Friday, August 14, 2009

Barack Obama Objects to School Lunch Posters Mentioning Sasha and Malia and Corpse-munching

By Jake Tapper

On August 4, two White House lawyers contacted Dr. Neal Barnard, president of the nonprofit Physicians Committee for Responsible Medicine (PCRM) and, he says, asked him to take down 14 posters his organization posted at Washington's Union Station.

"We've been very clear I think from even before the administration started that their two girls would have a very private life, and we want to protect that private life and their privacy," White House press secretary Robert Gibbs said this morning when asked about the PCRM posters. "And we hope that others will be respectful, as many in the media have been, about not using the girls as a publicity stunt."

The ads feature 8-year-old Jasmine Messiah of Miami-Dade public schools thinking: "President Obama's daughters get healthy school lunches. Why don't I?"

"What are you talking about, 'Take down these ads?!'" Barnard says he thought at the time. He consulted a first amendment attorney who said the White House has no leg to stand on.

"They're good people," Barnard said of White House associate counsel Karen Dunn and deputy associate Counsel Ian Bassin, who called him and asked his group to take down the ads because they mention the Obama daughters, as first reported by the Washington Post. "It's standard operating procedure for handlers at the White House" to call whenever the Obama daughters are mentioned, Barnard said. "They want to be overprotective."

But Barnard suggests that President Obama would support his group's mission behind the ads: to encourage Congress to mandate in the Child Nutrition Act that public school cafeteria's offer a vegetarian non-dairy option with lower fat content.

"Every meal right now is really meaty and cheesy," he says. Offering healthy alternatives fits right in with the President's health care reform push, and the emphasis on preventive care. "If we can bail out banks and offer cash for clunkers, certainly we can take steps to ensure our kids have options to high cholersterol meals," he said.

"The contrast is not with the daughters," Barnard says of the controversial poster, pointing out that Sasha and Malia's names and pictures are not in the ad. "The contrast is with the school the president's daughters are able to patronize. Sidwell Friends is able to offer health nutritious meal options." Veggie burgers are offered alongside hamburgers, vegetarian chili is served next to meat chili with higher cholesterol, he says.

"Go a mile away to any school in the district" and what options are there to a bologna-and-cheese sandwich? he asks. "What's left? Nothing. Nothing at all."
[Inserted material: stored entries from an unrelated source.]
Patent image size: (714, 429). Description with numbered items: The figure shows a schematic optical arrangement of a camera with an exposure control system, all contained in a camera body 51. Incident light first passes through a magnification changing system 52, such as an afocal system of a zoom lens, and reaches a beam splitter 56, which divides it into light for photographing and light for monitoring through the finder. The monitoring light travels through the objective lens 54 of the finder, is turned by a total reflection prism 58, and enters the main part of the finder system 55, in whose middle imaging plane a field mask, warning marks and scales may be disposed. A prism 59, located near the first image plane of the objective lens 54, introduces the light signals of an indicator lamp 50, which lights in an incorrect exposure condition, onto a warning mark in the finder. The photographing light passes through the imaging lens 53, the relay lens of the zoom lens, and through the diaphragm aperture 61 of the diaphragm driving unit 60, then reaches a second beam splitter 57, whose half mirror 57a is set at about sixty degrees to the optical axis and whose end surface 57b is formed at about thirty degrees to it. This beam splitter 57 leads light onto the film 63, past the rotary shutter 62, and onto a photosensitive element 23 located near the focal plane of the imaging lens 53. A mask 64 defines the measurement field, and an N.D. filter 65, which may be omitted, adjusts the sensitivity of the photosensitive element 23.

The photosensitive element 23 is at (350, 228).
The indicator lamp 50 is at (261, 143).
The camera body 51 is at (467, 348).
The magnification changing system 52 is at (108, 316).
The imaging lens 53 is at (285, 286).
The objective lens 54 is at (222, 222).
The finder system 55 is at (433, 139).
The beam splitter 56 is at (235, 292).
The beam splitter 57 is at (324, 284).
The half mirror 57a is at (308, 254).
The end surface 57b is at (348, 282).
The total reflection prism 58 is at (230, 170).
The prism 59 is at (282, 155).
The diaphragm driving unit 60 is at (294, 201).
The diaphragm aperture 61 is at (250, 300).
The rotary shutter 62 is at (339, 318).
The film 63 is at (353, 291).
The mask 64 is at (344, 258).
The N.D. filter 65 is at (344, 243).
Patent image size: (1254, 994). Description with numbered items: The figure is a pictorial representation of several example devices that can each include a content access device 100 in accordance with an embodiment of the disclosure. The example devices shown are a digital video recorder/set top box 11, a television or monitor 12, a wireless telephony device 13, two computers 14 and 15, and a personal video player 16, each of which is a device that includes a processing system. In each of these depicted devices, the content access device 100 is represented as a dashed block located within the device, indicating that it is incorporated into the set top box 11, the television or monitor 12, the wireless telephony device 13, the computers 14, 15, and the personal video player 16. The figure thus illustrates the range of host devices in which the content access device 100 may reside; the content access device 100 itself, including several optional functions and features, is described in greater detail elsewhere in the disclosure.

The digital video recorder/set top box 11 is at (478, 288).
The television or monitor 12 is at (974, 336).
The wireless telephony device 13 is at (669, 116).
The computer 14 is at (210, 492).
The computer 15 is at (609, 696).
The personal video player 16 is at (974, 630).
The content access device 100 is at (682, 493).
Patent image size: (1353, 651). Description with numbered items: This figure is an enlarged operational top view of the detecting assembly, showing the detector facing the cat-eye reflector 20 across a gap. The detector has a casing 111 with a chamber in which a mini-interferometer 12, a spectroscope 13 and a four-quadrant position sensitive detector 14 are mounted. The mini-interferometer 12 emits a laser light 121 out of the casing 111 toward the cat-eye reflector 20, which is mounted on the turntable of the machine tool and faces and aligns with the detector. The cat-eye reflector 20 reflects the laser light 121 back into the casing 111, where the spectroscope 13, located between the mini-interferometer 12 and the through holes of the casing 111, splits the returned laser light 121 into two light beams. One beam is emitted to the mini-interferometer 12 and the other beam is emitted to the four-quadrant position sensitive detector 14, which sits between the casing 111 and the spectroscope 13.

Jasmine Messiah first came to Barnard's attention at an event on Capitol Hill which she attended with her mother, Sarah Messiah, a scientist at the University of Miami. She asked to speak at the event about the lack of nutritious options available to her at her Florida public school.

Messiah has since written a letter to the First Tweens, writing, "I’m glad that your school, Sidwell Friends, already has lots of healthy options in the cafeteria, including vegetarian chili and roasted vegetable pizza...The problem is that most students eat unhealthy foods, like hot dogs, pepperoni pizza, ham sandwiches and cheeseburgers, every day at school. A lot of schools, including mine, don’t offer enough healthy fruits, vegetables and vegetarian meals.”

Barnard, who specializes in internal medicine at George Washington University Hospital as well as conducting medical research for PCRM, says that "right now one in six children is obese -- in some areas it's one in four." And according to the Centers for Disease Control and Prevention, one in three children born since 2000 will develop diabetes.

Barnard says he has no knowledge that President or First Lady Michelle Obama object to the ads. Rather, he says, it's "White House handlers" being vigilant ever since J. Crew "turned the kids into catwalk models" earlier this year. Ever since, the "handler get nervous every time there's a reference to the presence of children in the White House."

"I don’t want to suggest the President would take Jasmine out for a beer," he says. "I mean, she's only eight years old."

Bookmark and Share Add to Technorati Favorites

1 comment:

  1. I'm thinking that this blog with that picture might make a very useful handout around schoolyards -- except I would shorten it to the parts that would be relevant to a kid.

    Would you have a problem if I did that?